A Far Cry from normal

Why Ubisoft enlisted street artists to help branch out from the typical male gamer demo for its next launch.
FC4 Mural- MTL

Ahead of its Nov. 18 release date, Ubisoft embarked on a street art initiative for Far Cry 4 to give something unexpected to both its core audience and members of Toronto and Montreal’s art scenes.

The Far Cry series – developed by Ubisoft’s Montreal office – is known for two things: its open-world gameplay that gives players freedom to do what they want, how they want it, and its expansive, picturesque landscapes. So, to reflect that, Ubisoft enlisted a handful street artist to create murals inspired by Kyrat, the Himalayan world Far Cry 4 is set in.

Last Tuesday, Alex Produkt created a mural in Montreal. On Saturday, Ubisoft enlisted Nick Sweetman, Bruno Smoky, Shalak Attack and Blackburn to do the same near Yonge-Dundas Square in Toronto. Both events were promoted via social media and had playable demos of the game on-site.
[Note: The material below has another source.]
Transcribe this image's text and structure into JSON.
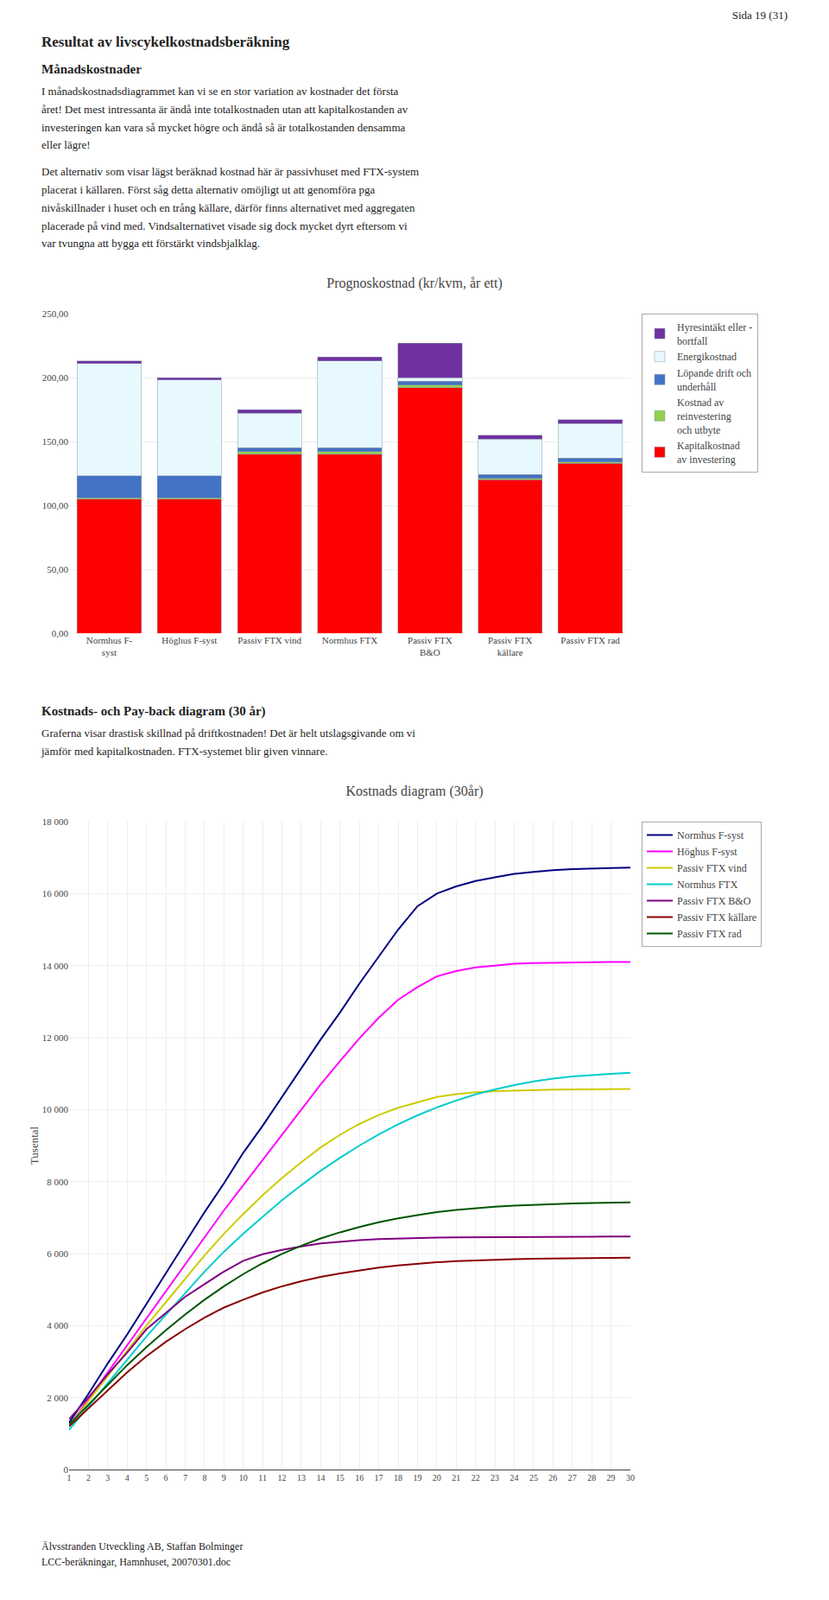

Outside of Canada, the game is being promoted with a series of interactive, live-action short films on a dedicated microsite that allow users to choose their path as the videos go along. That campaign is more focused on the open-world gameplay of Far Cry 4, which is different for every person that plays it.

Lucile Bousquet, director of marketing for Ubisoft Canada, says the company wanted to do murals in Canada because it gave it a chance to convey that personalization as well as the “beauty” of the game’s environment.

“We want to promote the beautiful scenery of the game and at the same time give [the artists] freedom to have personal, individual expression when they create,” she says.

Bousquet says besides trying to do something that will stand out among all the marketing that gamers are exposed to, the murals are an attempt to connect with non-gaming elements of each city’s culture.

“A lot of the artists at Ubisoft are tied into [the art] scene, so the two worlds were going to collide at some point,” she adds.

Bousquet says the Far Cry series has always overperformed in Canada, with past installments reaching 15% of U.S. sales, surpassing the 10% mark she considers a success for a videogame in Canada. Despite getting about the same slice of the budget as the next Assassin’s Creed game – also developed by Ubisoft Montreal and also hitting shelves in mid-November – Bousquet expects Far Cry’s following to help it deliver better results. With a strong, built-in following, the game’s visually appealing environment gave it an extra element that allowed Ubisoft a chance to try and branch out to a new audience.

“We want to have people who are not familiar with the game to come see us,” she says about trying to reach beyond the core, male-skewed 18- to 34-year-old audience with the murals. “The market with this campaign is wider because we also want to reach the community of artists and fans of urban art.”

Aside from the murals and interactive online ads, Far Cry 4 will have a more traditional television and online push that focuses on the freedom of the gameplay, plus a transit-centred out-of-home campaign that will attempt to convey the beauty of the landscapes, as the murals do.

Bleublancrouge handled creative while ZenithOptimedia took care of media.